Мать смотрела на сына как-то странно.

— Что же, как они живут? Ладно?

— Ах ты ж, боже ж мой! Он ничего не знает! Никто не сказал тебе? — Она хлопнула руками о передник.

— Не понимаю я. Что с Зойкой? Жива она или нет? — спросил он, подумав, что ошибся сегодня в цехе.

— Да жива, жива… Немецкий сынок у нее, понимаешь?

— Какой?

— Ну, с фрицем прижила. Ты что же?… Я думала, и без меня узнаешь. Никто и не сказал тебе? Думала, может, сам зайдешь к ней. Друзья ведь были… — Голос матери дрогнул. — Может, и в правду сама она тебе лучше всех объяснила бы, как это получилось…

Зуев вскочил с постели:

— Мать! Это что — шутка? Зачем? — Он сам не узнал своего голоса.

— Какие тут шутки, — сердито ответила мать. — Да ну вас, не веришь — сам сходи, погляди. Мальчонка уже ходит, разговаривает. Не ведаю, по-какому только бормочет…

Зуев стал быстро обуваться.

— Куда?

— К черту, — швырнул он папку. Бумаги рассыпались.

— Не чертыхайся, не чертыхайся, — прикрикнула мать.

Зуев топнул ногой, никак не влезавшей в сапог. Затем стал ходить взад и вперед по горнице. Мать вышла из дому, тихо притворив за собой дверь. Немного погодя приоткрыла ее:

— Пойдешь?

— Никуда я не пойду, маманя.

— Ну вот и хорошо. — И сразу исчезла.

Капитан прильнул разгоряченным лбом к окну.

На фабрике мерцали огни. По пути, громыхая, шел тяжелый эшелон с лесом…

«Так вот что нашел ты у себя дома…» — подумал он горько.

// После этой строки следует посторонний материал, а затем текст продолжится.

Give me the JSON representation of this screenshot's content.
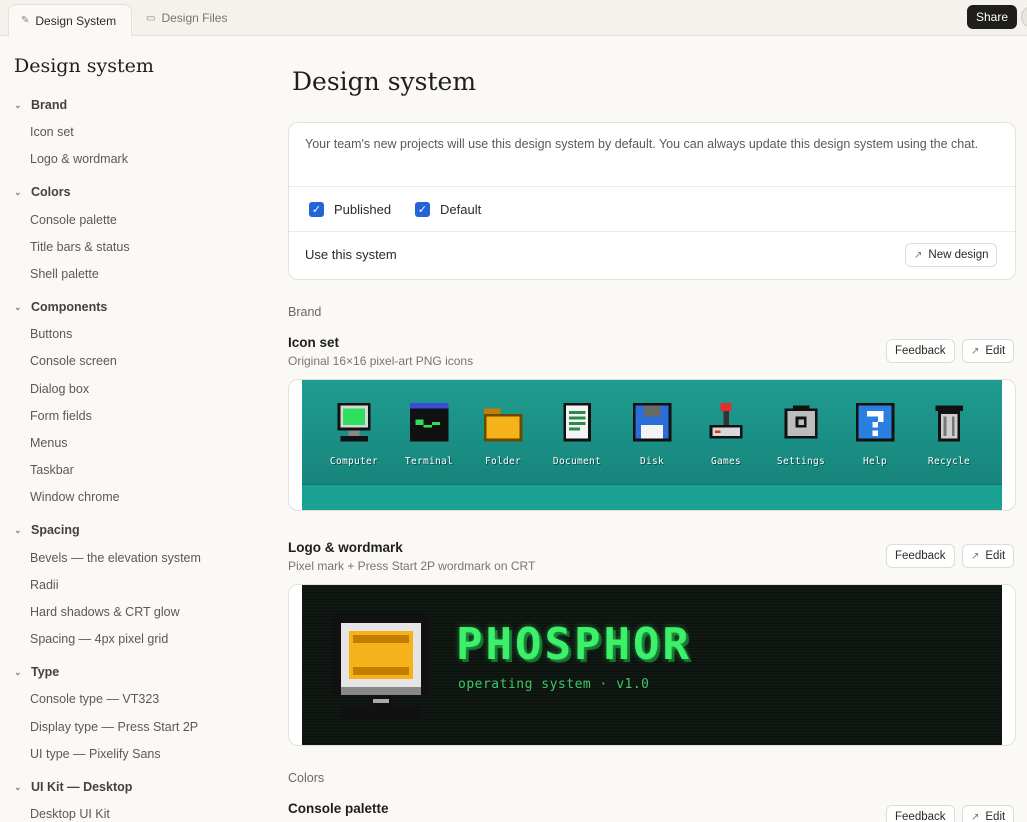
{
  "tabs": [
    {
      "label": "Design System",
      "icon": "pen-icon",
      "active": true
    },
    {
      "label": "Design Files",
      "icon": "file-icon",
      "active": false
    }
  ],
  "share_label": "Share",
  "sidebar": {
    "title": "Design system",
    "groups": [
      {
        "label": "Brand",
        "items": [
          "Icon set",
          "Logo & wordmark"
        ]
      },
      {
        "label": "Colors",
        "items": [
          "Console palette",
          "Title bars & status",
          "Shell palette"
        ]
      },
      {
        "label": "Components",
        "items": [
          "Buttons",
          "Console screen",
          "Dialog box",
          "Form fields",
          "Menus",
          "Taskbar",
          "Window chrome"
        ]
      },
      {
        "label": "Spacing",
        "items": [
          "Bevels — the elevation system",
          "Radii",
          "Hard shadows & CRT glow",
          "Spacing — 4px pixel grid"
        ]
      },
      {
        "label": "Type",
        "items": [
          "Console type — VT323",
          "Display type — Press Start 2P",
          "UI type — Pixelify Sans"
        ]
      },
      {
        "label": "UI Kit — Desktop",
        "items": [
          "Desktop UI Kit"
        ]
      }
    ]
  },
  "main": {
    "title": "Design system",
    "info": {
      "text": "Your team's new projects will use this design system by default. You can always update this design system using the chat.",
      "published_label": "Published",
      "default_label": "Default",
      "use_label": "Use this system",
      "new_design_label": "New design"
    },
    "feedback_label": "Feedback",
    "edit_label": "Edit",
    "sections": [
      {
        "label": "Brand"
      },
      {
        "label": "Colors"
      }
    ],
    "icon_set": {
      "title": "Icon set",
      "subtitle": "Original 16×16 pixel-art PNG icons",
      "icons": [
        "Computer",
        "Terminal",
        "Folder",
        "Document",
        "Disk",
        "Games",
        "Settings",
        "Help",
        "Recycle"
      ]
    },
    "logo": {
      "title": "Logo & wordmark",
      "subtitle": "Pixel mark + Press Start 2P wordmark on CRT",
      "wordmark": "PHOSPHOR",
      "tagline": "operating system · v1.0"
    },
    "console_palette": {
      "title": "Console palette"
    }
  }
}
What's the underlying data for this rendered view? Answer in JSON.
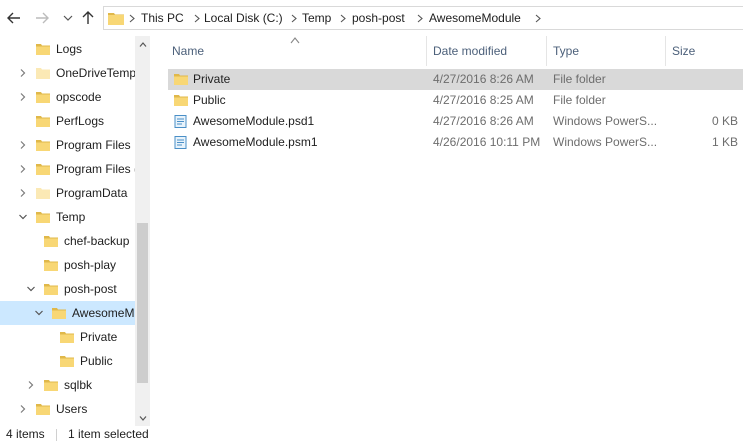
{
  "breadcrumb": [
    "This PC",
    "Local Disk (C:)",
    "Temp",
    "posh-post",
    "AwesomeModule"
  ],
  "nav_tree": [
    {
      "label": "Logs",
      "expander": "none",
      "icon": "folder"
    },
    {
      "label": "OneDriveTemp",
      "expander": "collapsed",
      "icon": "folder-faded"
    },
    {
      "label": "opscode",
      "expander": "collapsed",
      "icon": "folder"
    },
    {
      "label": "PerfLogs",
      "expander": "none",
      "icon": "folder"
    },
    {
      "label": "Program Files",
      "expander": "collapsed",
      "icon": "folder"
    },
    {
      "label": "Program Files (",
      "expander": "collapsed",
      "icon": "folder"
    },
    {
      "label": "ProgramData",
      "expander": "collapsed",
      "icon": "folder-faded"
    },
    {
      "label": "Temp",
      "expander": "expanded",
      "icon": "folder"
    },
    {
      "label": "chef-backup",
      "expander": "none",
      "icon": "folder"
    },
    {
      "label": "posh-play",
      "expander": "none",
      "icon": "folder"
    },
    {
      "label": "posh-post",
      "expander": "expanded",
      "icon": "folder"
    },
    {
      "label": "AwesomeM",
      "expander": "expanded",
      "icon": "folder",
      "selected": true
    },
    {
      "label": "Private",
      "expander": "none",
      "icon": "folder"
    },
    {
      "label": "Public",
      "expander": "none",
      "icon": "folder"
    },
    {
      "label": "sqlbk",
      "expander": "collapsed",
      "icon": "folder"
    },
    {
      "label": "Users",
      "expander": "collapsed",
      "icon": "folder"
    }
  ],
  "columns": {
    "name": "Name",
    "date_modified": "Date modified",
    "type": "Type",
    "size": "Size"
  },
  "files": [
    {
      "name": "Private",
      "date": "4/27/2016 8:26 AM",
      "type": "File folder",
      "size": "",
      "icon": "folder",
      "selected": true
    },
    {
      "name": "Public",
      "date": "4/27/2016 8:25 AM",
      "type": "File folder",
      "size": "",
      "icon": "folder"
    },
    {
      "name": "AwesomeModule.psd1",
      "date": "4/27/2016 8:26 AM",
      "type": "Windows PowerS...",
      "size": "0 KB",
      "icon": "script-file"
    },
    {
      "name": "AwesomeModule.psm1",
      "date": "4/26/2016 10:11 PM",
      "type": "Windows PowerS...",
      "size": "1 KB",
      "icon": "script-file"
    }
  ],
  "status": {
    "item_count": "4 items",
    "selection": "1 item selected"
  },
  "colors": {
    "folder": "#f8d775",
    "folder_dark": "#e0b84a",
    "folder_faded": "#fbe9b5",
    "selected_nav": "#cce8ff",
    "selected_row": "#d9d9d9",
    "header_text": "#4c607a"
  }
}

На его молодую жизнь выпало немало горьких разочарований. Он привык свято верить установленным правилам. Уже в начале войны на кровавом опыте сотен тысяч жизней своих соотечественников увидел, что гордые, приятные слова о том, что мы не хотим никакой чужой земли, но и свою не собираемся отдавать, — не всегда и не сразу сбываются. На поверку они оказались правильными лишь наполовину. Во время ожесточенных бомбежек в Гомеле, Чернигове, и Курске он не раз хриплым голосом напевал песенку из популярного фильма: «Любимый город может спать спокойно…», заканчивая ее матерщиной по адресу киношников и поэтов, посмевших перед самой войной так нагло обманывать народ. Молодые ребята — откуда им было знать, что песенки не всегда точны, а лозунги не сразу сбываются? Они способны увлечь, успокоить, поднять за собой людей, но не сразу, не вмиг они исполняются историей. Ему самому приходилось отдавать пядь за пядью эту священную, родную землю. И миллионам людей тоже. По долгу службы, дисциплины и по привычке, с детства привитой рабочей средой, он уважал своих начальников и верил в них. Но с какой горечью пришлось узнать, что некоторые из них в первые дни войны оказались растяпами и трусами… Одни ушли с постов, а некоторые — из жизни, отнюдь не окупив поражений своей кровью; он видел панику и бегство людей, которым никак не следовало бежать; наконец, он узнал о позоре плена своих собратьев — этого предпоследнего перед смертью, но более тяжелого, чем самая худшая смерть, состояния человека на войне. Но эти горькие думы всегда, почти всегда уравновешивались и во сто крат перекрывались другими, действительно мудрыми лозунгами и делами, титаническими усилиями народа-героя, тяжелым, кровавым подвигом воинов, разумными командами и личным примером овеянных народной славой полководцев.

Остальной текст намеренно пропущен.